When the crank’s I.Q. is low, as in the case of the late Wilber Glenn Voliva who thought the earth shaped like a pancake, he rarely achieves much of a following. But if he is a brilliant thinker, he is capable of developing incredibly complex theories. He will be able to defend them in books of vast erudition, with profound observations, and often liberal portions of sound science. His rhetoric may be enormously persuasive. All the parts of his world usually fit together beautifully, like a jig-saw puzzle.The natural result is a cult following. Wolfram certainly has that, to judge from his sales, the attendance at his “New Kind of Science” conventions, and the reader reviews on Amazon. (I presume they are not all a claque hired by Wolfram Media.) This frankly is part of a disturbing trend, pronounced within the field of complex systems. In addition to Wolfram, I might mention the cult of personality around Ilya Prigogine, and Stuart Kauffman’s book Investigations, or even the way George Lakoff uses “as cognitive science shows” to mean “as I claimed in my earlier books”.

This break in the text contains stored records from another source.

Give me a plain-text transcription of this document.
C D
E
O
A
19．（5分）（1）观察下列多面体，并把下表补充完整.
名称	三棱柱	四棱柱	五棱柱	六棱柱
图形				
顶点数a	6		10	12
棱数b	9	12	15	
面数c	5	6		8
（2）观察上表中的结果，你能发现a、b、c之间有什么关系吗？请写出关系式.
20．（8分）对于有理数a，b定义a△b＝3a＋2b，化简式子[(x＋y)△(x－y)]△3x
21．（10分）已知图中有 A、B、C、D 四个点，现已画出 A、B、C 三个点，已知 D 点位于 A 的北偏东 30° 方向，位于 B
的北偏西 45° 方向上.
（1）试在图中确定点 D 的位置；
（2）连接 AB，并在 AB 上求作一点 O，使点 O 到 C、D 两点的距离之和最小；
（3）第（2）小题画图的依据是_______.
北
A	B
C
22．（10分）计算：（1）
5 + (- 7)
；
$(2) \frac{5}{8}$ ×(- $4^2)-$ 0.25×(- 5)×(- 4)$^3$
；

Cosma Shalizi, on Stephen Wolfram and his book A New Kind of Science

Unfortunately, the world of science is full of cranks. To make things worse, only a few of them are “brilliant thinkers”, as Cosma Shalizi admits it when referring to Wolfram. The rest are just a bunch of frustrated scientists, trying to reach the top by engaging in irrelevant research, disguised as novelty or new science (the “so what” research, if you allow me to steal the expression from Agostinho). We all know a few of them.

(On another field of knowledge, one could question if the overrated philosopher Friedrich Hegel, the master of jargon, was not some kind of crank. Well, he sure founded a perverse way of “thinking”, and we shall not discard the hypothesis that he was the father of all the Wolframs in this world. Furthermore, his dependence on the political establishment – the King of Prussia, Frederick William III – somehow reminds us that the decline of Though in western civilization – of which we are now more aware – in the beginning of the XXI century, is mainly due to the gradual loss of independence from the political power. We are treading dangerous paths, when accepting public funding for research that not only comes with rules and directives from governments and burocrats, but also reflects modern trends that are more devoted to ideology, utopia or prejudice, than to the methods of modern science. Just try to submit a project that aims at refuting the theory of the anthropogenic origins of the global warming, and then you will know what I mean.)